Precision stand-off strike capability

The GBU-39 Small Diameter Bomb is a 250-pound precision-guided glide bomb with a stand-off range of more than 40 nautical miles (74 km). It uses a GPS-aided inertial navigation system to attack fixed or stationary targets.

The system is designed to enable aircraft to carry a higher number of smaller, more accurate bombs. Many U.S. Air Force aircraft can carry a pack of four GBU-39 SDBs in place of a single 2,000-pound bomb. The GBU-39 was launched from F-22s to strike Taliban drug factories in Afghanistan in November 2017.

The GBU-39B/B Laser Small Diameter Bomb variant integrates the JDAM’s semi-active laser, enabling the bomb to hit targets moving at up to 80 km/h (50 mph). It has been fielded by the U.S. Special Operations Command since 2014, and in December 2017, Boeing was awarded a $10.5 million contract to produce Laser Small Diameter Bombs for the U.S. Air Force.

In November 2017, the Department of Defense said General Atomics was awarded a $17.5 million contract to integrate the Laser Small Diameter Bomb onto the MQ-9 Reaper drone, but the following day it published a correction, saying the contract “has not yet been awarded.” The integration of the weapon would give the Reaper a 75-km stand-off weapons capability and further reduce the U.S. Air Force need for more expensive and dangerous manned missions.

A third variant – Raytheon’s GBU-53/B Small Diameter Bomb II, recently rebranded “StormBreaker” – can only be carried by the F-15E and F-22, although the F-35 will be able to carry the weapon after a 2022 software upgrade. It adds a tri-mode seeker that enables radar and infrared homing, as well as semi-active laser guidance, and reportedly features target recognition.
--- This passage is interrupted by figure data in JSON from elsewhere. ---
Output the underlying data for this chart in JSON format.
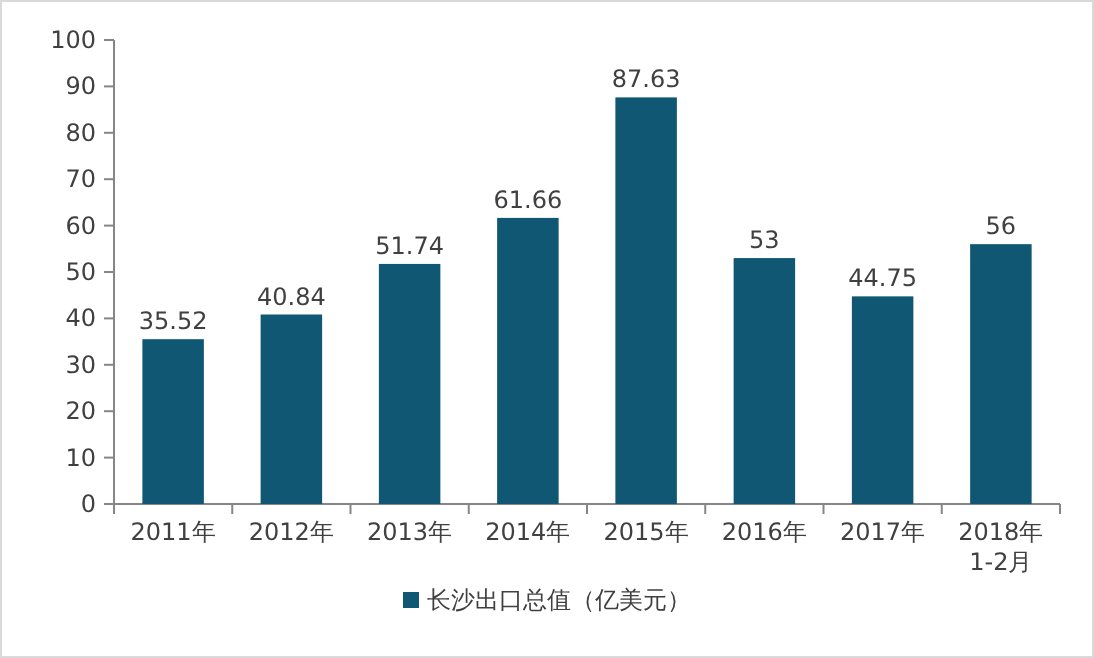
{
  "chart_data": {
    "type": "bar",
    "categories": [
      "2011年",
      "2012年",
      "2013年",
      "2014年",
      "2015年",
      "2016年",
      "2017年",
      "2018年\n1-2月"
    ],
    "series": [
      {
        "name": "长沙出口总值（亿美元）",
        "color": "#0f5772",
        "values": [
          35.52,
          40.84,
          51.74,
          61.66,
          87.63,
          53,
          44.75,
          56
        ]
      }
    ],
    "ylim": [
      0,
      100
    ],
    "yticks": [
      0,
      10,
      20,
      30,
      40,
      50,
      60,
      70,
      80,
      90,
      100
    ],
    "data_labels": true,
    "legend": "bottom",
    "grid": false
  }
}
In June 2018, Raytheon was awarded a $93 million contract to integrate Small Diameter Bomb II/StormBreaker on F/A-18E/F aircraft and was expected to be completed by July 1, 2023.

In February 2018, Raytheon was awarded a $77 million low rate initial production contract for 570 SDB II Lot 4 munitions, along with a similar range of containers and captive vehicles, and that December, Raytheon was awarded $141 million for 1,260 SDB II Lot 5 munitions, as well as containers and trainers.